La synthèse de l’OMS a été réalisée par des personnes ayant des conflits d’intérêts : trois des auteurs sont par exemple membres de l’ICNIRP. Il s’agit de l’organisation qui a recommandé les valeurs limites applicables aux rayonnements mobiles et qui protège uniquement contre les effets immédiats de l’échauffement dus à une exposition brève à des rayonnements très intenses. Elle n’offre donc aucune protection contre les risques de cancer. Étant donné que les limites fixées par les opérateurs de télécommunications impliquent des intérêts économiques très importants, il existe un grave conflit d’intérêts à agir en tant que réviseur pour l’OMS dans le domaine de la recherche tout en soutenant les limites fortement critiquées de l’ICNIRP. L’ICNIRP est considérée comme une organisation favorable à l’industrie.
La nouvelle analyse de l’article de l’OMS a été réalisée en collaboration entre le Dr Lennart Hardell, cancérologue et ancien médecin-chef, et Mona Nilsson de la Fondation pour la protection contre les rayonnements. Lennart Hardell est un expert international de premier plan dans le domaine des risques de cancer liés aux rayonnements des téléphones portables. Avec ses collègues, il publie depuis plus de 20 ans des études scientifiques dans ce domaine.
Selon Lennart Hardell, l’article de l’OMS présente des lacunes scientifiques évidentes et ne correspond pas à l’état actuel des connaissances. Il constitue une menace pour la santé publique, car il sous-estime les risques, et n’aurait jamais dû être publié.

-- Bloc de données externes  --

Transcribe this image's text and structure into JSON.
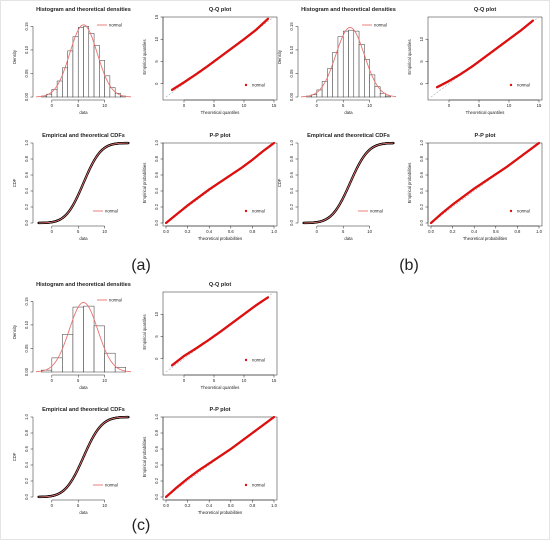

Mona Nilsson souligne que les auteurs ne peuvent ignorer les graves erreurs inhérentes à une étude de cohorte danoise, qui conduisent à une sous-estimation des risques. Ils ont pourtant accordé une grande importance à cette étude. Ils ne peuvent pas non plus ignorer que leurs conclusions sur les stations de base mobiles et les antennes de radio/télévision sont contredites par des études qu’ils ont exclues (antennes de radio/télévision) et par l’une des deux seules études sur les stations de base qu’ils ont incluses. En outre, l’étude sur les stations de base qui n’a pas montré de risques concerne l’exposition entre 1996 et 2001, l’exposition pendant la période fœtale et un niveau d’exposition maximal très faible, nettement inférieur à ce qui est devenu courant aujourd’hui après le déploiement de la 5G. Elle ne dit donc rien sur le risque de cancer chez les enfants lié aux stations de base actuelles.
L’article de l’OMS a également été critiqué par un groupe d’experts indépendants de renommée mondiale de l’ICBE-EMF, une commission internationale de protection contre les rayonnements créée en 2022. Dans une lettre, l’organisation a déclaré que l’article de l’OMS contenait des erreurs si graves qu’il devrait être retiré. La même conclusion est tirée dans le nouvel article publié par Lennart Hardell et Mona Nilsson.
Références :
Lennart Hardell, Mona Nilsson. A Critical Analysis of the World Health Organization (WHO) Systematic Review 2024 on Radiofrequency Radiation Exposure and Cancer Risks. Journal of Cancer Science and Clinical Therapeutics. 9 (2025) : 09-26.